Subset analyses of rGBM-only studies demonstrated similar improvements in OS and PFS with combination therapy across all comparative treatment groups, though no significant OS benefit was observed compared to systemic therapy alone. These findings are of particular clinical significance as there is no widely accepted standard-of-care for this patient cohort with the poorest prognosis [17]. Hence, further RCTs comparing combination therapy to systemic therapy or reirradiation alone in patients with rGBM are especially warranted.

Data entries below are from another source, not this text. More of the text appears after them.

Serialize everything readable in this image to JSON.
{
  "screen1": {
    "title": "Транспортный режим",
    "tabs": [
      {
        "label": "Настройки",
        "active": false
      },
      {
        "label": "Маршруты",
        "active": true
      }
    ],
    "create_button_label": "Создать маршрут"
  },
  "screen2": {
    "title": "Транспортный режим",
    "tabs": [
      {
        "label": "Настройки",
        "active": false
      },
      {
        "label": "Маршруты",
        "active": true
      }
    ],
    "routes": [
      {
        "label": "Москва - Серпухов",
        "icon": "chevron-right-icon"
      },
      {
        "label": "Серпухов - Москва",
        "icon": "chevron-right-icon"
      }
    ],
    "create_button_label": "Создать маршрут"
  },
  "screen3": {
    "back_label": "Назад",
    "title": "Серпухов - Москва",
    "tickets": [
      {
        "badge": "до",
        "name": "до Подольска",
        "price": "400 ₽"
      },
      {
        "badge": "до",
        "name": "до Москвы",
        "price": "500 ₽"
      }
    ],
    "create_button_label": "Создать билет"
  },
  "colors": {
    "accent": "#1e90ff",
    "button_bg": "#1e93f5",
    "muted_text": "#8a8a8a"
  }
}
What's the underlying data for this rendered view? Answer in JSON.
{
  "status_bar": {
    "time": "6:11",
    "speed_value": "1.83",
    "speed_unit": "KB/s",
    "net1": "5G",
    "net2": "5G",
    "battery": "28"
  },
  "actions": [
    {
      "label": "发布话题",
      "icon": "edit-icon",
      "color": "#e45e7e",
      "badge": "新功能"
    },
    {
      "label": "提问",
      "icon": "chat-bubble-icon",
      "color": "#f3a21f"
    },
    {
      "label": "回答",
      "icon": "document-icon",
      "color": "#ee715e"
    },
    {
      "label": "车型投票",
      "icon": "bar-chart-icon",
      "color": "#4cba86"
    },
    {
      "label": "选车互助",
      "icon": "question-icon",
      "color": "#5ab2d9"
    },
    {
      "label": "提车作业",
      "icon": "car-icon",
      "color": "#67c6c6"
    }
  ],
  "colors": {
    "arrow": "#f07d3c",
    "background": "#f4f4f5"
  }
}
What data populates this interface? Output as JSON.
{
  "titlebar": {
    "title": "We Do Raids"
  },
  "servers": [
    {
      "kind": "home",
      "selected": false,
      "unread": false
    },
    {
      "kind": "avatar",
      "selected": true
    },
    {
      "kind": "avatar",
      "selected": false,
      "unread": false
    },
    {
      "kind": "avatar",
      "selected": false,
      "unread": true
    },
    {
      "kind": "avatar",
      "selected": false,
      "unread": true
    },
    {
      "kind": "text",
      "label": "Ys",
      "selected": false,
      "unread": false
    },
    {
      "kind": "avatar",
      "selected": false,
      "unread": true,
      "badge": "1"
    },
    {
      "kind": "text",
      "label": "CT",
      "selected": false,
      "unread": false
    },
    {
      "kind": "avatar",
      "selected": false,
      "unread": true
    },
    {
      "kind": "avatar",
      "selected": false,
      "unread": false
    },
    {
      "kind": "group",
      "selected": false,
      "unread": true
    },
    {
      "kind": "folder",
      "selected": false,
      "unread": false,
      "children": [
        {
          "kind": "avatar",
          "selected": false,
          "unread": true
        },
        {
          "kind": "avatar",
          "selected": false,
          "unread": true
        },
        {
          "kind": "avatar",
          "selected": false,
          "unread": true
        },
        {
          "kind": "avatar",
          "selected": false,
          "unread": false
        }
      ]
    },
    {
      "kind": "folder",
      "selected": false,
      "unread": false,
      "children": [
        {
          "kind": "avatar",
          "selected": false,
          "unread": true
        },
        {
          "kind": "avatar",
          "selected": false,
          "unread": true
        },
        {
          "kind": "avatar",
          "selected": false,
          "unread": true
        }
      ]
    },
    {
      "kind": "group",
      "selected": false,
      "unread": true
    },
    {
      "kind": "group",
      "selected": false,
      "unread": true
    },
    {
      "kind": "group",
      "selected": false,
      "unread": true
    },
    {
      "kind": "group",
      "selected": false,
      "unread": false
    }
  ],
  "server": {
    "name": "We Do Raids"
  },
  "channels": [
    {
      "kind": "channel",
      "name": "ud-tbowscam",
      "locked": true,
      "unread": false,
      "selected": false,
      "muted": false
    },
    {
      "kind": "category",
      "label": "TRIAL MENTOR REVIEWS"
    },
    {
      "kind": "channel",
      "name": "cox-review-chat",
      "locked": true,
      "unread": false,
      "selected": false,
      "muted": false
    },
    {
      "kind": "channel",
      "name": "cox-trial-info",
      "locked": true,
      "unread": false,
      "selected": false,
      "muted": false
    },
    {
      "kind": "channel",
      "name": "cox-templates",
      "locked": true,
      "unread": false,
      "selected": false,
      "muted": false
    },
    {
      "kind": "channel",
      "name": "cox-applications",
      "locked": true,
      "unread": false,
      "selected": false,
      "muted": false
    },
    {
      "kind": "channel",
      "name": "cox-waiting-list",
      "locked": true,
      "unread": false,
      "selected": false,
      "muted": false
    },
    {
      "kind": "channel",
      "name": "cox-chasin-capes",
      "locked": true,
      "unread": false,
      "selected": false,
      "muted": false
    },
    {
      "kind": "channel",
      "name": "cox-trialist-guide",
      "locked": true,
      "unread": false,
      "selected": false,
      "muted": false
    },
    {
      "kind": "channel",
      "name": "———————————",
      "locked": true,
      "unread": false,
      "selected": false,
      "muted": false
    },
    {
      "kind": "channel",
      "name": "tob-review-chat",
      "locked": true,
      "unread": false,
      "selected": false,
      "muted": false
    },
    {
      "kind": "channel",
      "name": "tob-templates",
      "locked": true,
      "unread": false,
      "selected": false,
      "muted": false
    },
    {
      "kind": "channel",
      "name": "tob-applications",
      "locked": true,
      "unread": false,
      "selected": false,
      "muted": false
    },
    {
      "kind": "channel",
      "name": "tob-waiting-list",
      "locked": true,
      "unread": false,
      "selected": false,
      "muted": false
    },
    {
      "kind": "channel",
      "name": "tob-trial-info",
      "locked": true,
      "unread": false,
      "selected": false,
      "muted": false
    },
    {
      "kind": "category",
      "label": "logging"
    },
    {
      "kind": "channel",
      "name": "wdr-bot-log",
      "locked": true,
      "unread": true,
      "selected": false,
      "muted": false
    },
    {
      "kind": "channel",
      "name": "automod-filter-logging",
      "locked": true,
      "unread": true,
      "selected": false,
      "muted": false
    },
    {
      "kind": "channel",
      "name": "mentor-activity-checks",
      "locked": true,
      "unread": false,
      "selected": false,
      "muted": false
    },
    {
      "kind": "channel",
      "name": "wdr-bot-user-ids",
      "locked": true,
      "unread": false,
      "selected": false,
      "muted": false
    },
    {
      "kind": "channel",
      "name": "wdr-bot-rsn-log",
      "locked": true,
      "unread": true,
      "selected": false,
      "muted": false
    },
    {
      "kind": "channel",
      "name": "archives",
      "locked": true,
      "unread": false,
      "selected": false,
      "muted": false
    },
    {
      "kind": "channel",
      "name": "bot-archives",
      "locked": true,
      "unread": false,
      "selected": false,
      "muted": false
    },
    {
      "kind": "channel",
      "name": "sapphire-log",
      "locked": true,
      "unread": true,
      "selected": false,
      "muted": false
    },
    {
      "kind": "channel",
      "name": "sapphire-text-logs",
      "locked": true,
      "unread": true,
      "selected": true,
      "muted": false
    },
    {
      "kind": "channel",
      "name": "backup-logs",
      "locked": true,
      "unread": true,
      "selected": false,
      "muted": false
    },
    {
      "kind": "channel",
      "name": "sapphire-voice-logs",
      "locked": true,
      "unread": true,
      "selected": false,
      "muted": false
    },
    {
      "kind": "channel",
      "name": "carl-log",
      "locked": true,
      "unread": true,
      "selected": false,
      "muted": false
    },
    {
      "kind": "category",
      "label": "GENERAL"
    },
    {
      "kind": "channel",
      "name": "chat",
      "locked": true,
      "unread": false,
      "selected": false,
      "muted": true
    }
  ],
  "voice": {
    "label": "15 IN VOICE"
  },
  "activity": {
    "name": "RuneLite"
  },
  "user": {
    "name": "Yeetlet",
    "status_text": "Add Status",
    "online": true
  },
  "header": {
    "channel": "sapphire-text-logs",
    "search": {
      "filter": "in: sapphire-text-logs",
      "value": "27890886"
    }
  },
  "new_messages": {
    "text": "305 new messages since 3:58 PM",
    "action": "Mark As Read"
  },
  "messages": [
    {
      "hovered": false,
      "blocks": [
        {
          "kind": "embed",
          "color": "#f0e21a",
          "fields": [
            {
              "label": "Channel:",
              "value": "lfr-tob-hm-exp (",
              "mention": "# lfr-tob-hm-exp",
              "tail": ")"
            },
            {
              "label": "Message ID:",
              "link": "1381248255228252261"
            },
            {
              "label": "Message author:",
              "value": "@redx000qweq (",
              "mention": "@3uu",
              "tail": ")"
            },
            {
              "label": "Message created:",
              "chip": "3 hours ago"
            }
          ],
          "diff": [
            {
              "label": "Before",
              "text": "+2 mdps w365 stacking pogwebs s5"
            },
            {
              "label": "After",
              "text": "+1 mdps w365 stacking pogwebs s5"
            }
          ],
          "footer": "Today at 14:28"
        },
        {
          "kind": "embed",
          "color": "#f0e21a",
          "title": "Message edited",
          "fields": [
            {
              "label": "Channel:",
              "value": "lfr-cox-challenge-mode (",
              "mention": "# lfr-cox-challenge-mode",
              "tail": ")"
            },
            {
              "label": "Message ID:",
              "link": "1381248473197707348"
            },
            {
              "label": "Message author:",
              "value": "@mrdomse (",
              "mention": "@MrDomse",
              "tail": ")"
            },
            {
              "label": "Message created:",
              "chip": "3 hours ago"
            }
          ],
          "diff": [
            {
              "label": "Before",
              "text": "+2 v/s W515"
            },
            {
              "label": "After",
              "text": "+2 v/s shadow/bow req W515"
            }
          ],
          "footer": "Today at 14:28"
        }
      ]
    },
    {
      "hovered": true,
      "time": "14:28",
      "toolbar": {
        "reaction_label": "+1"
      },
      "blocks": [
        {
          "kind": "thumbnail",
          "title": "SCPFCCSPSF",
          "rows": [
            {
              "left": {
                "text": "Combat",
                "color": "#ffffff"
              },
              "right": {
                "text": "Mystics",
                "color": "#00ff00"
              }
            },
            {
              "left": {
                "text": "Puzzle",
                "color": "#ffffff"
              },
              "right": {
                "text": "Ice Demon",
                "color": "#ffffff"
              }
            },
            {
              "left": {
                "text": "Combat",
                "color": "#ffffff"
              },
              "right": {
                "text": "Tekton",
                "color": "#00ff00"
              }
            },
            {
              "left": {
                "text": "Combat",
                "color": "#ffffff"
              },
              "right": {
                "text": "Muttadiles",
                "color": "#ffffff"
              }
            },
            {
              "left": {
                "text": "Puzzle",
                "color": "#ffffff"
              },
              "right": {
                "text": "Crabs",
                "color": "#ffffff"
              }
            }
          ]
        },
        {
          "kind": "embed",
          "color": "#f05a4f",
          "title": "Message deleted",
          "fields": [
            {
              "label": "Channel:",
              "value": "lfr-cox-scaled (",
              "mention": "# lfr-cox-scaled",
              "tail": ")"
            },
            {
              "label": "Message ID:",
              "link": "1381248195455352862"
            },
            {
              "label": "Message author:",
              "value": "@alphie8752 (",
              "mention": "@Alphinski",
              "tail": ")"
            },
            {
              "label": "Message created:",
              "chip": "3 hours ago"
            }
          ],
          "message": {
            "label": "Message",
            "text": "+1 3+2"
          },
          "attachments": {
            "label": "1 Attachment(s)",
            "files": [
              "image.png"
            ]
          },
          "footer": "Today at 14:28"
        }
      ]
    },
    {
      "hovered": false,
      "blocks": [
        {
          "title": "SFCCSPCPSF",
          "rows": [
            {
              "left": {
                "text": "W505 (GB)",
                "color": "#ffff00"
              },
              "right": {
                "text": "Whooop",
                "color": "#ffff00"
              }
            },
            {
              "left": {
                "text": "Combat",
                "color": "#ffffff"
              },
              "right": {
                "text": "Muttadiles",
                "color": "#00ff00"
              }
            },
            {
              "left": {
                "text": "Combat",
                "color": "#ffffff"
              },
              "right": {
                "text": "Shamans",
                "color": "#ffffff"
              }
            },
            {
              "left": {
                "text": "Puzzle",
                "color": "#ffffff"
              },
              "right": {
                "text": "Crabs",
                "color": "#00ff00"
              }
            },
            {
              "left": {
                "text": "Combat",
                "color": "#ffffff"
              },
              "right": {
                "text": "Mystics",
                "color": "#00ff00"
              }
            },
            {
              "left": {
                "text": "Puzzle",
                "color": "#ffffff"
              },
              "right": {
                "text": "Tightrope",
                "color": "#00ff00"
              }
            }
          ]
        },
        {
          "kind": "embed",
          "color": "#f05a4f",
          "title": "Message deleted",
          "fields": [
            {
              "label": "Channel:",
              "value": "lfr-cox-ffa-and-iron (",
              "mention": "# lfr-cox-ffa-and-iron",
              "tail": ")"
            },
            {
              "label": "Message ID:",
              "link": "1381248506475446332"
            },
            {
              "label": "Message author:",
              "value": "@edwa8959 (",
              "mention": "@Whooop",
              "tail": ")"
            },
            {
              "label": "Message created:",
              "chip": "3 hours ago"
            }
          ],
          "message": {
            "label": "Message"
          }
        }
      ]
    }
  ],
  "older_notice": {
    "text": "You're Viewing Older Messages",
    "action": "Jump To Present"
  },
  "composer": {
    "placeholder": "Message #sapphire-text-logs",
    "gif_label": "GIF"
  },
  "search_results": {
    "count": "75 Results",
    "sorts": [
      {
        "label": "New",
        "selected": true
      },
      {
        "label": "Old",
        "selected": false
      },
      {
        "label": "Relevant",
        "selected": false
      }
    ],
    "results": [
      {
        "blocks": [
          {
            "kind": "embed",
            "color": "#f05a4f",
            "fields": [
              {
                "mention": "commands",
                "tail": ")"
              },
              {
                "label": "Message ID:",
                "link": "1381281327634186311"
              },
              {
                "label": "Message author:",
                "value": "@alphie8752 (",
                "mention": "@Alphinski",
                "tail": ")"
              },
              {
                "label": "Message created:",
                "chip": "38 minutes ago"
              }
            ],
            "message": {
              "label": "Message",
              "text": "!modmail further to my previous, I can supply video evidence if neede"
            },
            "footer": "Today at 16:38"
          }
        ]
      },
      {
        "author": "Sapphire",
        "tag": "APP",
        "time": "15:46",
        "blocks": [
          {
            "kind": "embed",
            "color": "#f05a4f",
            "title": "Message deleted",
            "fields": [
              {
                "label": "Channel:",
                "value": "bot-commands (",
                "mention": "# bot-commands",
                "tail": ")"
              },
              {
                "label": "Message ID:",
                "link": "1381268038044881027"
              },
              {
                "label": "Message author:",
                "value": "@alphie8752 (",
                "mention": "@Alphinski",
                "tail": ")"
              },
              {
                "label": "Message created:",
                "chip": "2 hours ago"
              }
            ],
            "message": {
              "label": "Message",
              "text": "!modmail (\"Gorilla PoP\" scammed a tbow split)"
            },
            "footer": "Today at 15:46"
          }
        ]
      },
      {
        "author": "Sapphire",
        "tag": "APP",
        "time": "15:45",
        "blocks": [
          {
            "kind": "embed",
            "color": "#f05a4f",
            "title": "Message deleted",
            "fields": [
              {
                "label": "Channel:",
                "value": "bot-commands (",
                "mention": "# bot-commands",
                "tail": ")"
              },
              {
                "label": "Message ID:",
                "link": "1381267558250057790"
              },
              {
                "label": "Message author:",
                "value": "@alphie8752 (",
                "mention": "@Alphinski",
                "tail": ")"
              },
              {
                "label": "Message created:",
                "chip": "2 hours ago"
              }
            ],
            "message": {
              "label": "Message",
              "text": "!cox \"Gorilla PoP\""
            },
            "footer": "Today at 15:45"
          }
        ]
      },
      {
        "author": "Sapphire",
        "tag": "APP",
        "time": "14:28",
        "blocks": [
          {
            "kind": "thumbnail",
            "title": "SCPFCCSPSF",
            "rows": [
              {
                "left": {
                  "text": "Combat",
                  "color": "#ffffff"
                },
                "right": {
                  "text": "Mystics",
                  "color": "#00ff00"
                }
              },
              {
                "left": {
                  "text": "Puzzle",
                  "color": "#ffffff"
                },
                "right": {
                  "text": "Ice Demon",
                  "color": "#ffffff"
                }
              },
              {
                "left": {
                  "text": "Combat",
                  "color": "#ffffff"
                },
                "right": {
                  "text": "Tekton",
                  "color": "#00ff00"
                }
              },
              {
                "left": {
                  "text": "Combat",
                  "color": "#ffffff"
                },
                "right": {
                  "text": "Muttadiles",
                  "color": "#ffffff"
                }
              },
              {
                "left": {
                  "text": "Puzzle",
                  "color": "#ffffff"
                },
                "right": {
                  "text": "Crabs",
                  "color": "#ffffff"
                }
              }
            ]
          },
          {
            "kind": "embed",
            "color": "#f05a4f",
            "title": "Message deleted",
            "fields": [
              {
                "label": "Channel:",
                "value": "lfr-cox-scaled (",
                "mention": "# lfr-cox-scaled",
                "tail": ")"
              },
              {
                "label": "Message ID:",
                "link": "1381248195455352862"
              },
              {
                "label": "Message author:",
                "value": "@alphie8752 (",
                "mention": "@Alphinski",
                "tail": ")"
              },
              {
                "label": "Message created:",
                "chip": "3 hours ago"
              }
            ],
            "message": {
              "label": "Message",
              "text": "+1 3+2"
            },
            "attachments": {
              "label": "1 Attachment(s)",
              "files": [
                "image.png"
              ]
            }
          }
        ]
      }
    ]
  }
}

This review has some limitations. There were insufficient studies to conduct a meta-analysis on QoL, and the impact of resection on survival could not be ascertained. Studies were also mainly of retrospective cohort methodology, hence conferring a greater risk of confounding and selection bias potentially favouring combination treatment. Furthermore, most studies incompletely reported molecular information (IDH/MGMT) and were conducted prior to the changes in WHO glioma classification in 2021. Of note, grading largely informs the management approach at initial diagnosis and relapse, and MGMT methylation status is a vital prognosticator in an era where most gliomas are treated with alkylating agents [4]. Further RCTs are therefore required to address these limitations and confirm this review’s findings. Additionally, the diagnosis of tumour progression/recurrence varied between studies; radiological diagnosis vs biopsy-proven. Notably, it is difficult to differentiate tumour progression with treatment-related changes using conventional MRI [60].

This review found that combination therapy may improve OS and PFS with acceptable toxicity in select patients with rHGG compared to reirradiation or systemic therapy alone. Hence, further RCTs are warranted although the limitations of previous RCTs must be addressed; namely the inadequate accrual of appropriate patients to detect an OS difference, and the exclusion of FLAIR abnormalities from CTV delineation. Additional studies comparing QoL and neurocognitive function are needed as well. This review also found that the addition of bevacizumab to reRT reduced RN and may allow for safer dose escalation and treatment of larger volume disease. Further studies are required to determine if dose escalation confers improved local control or survival outcomes.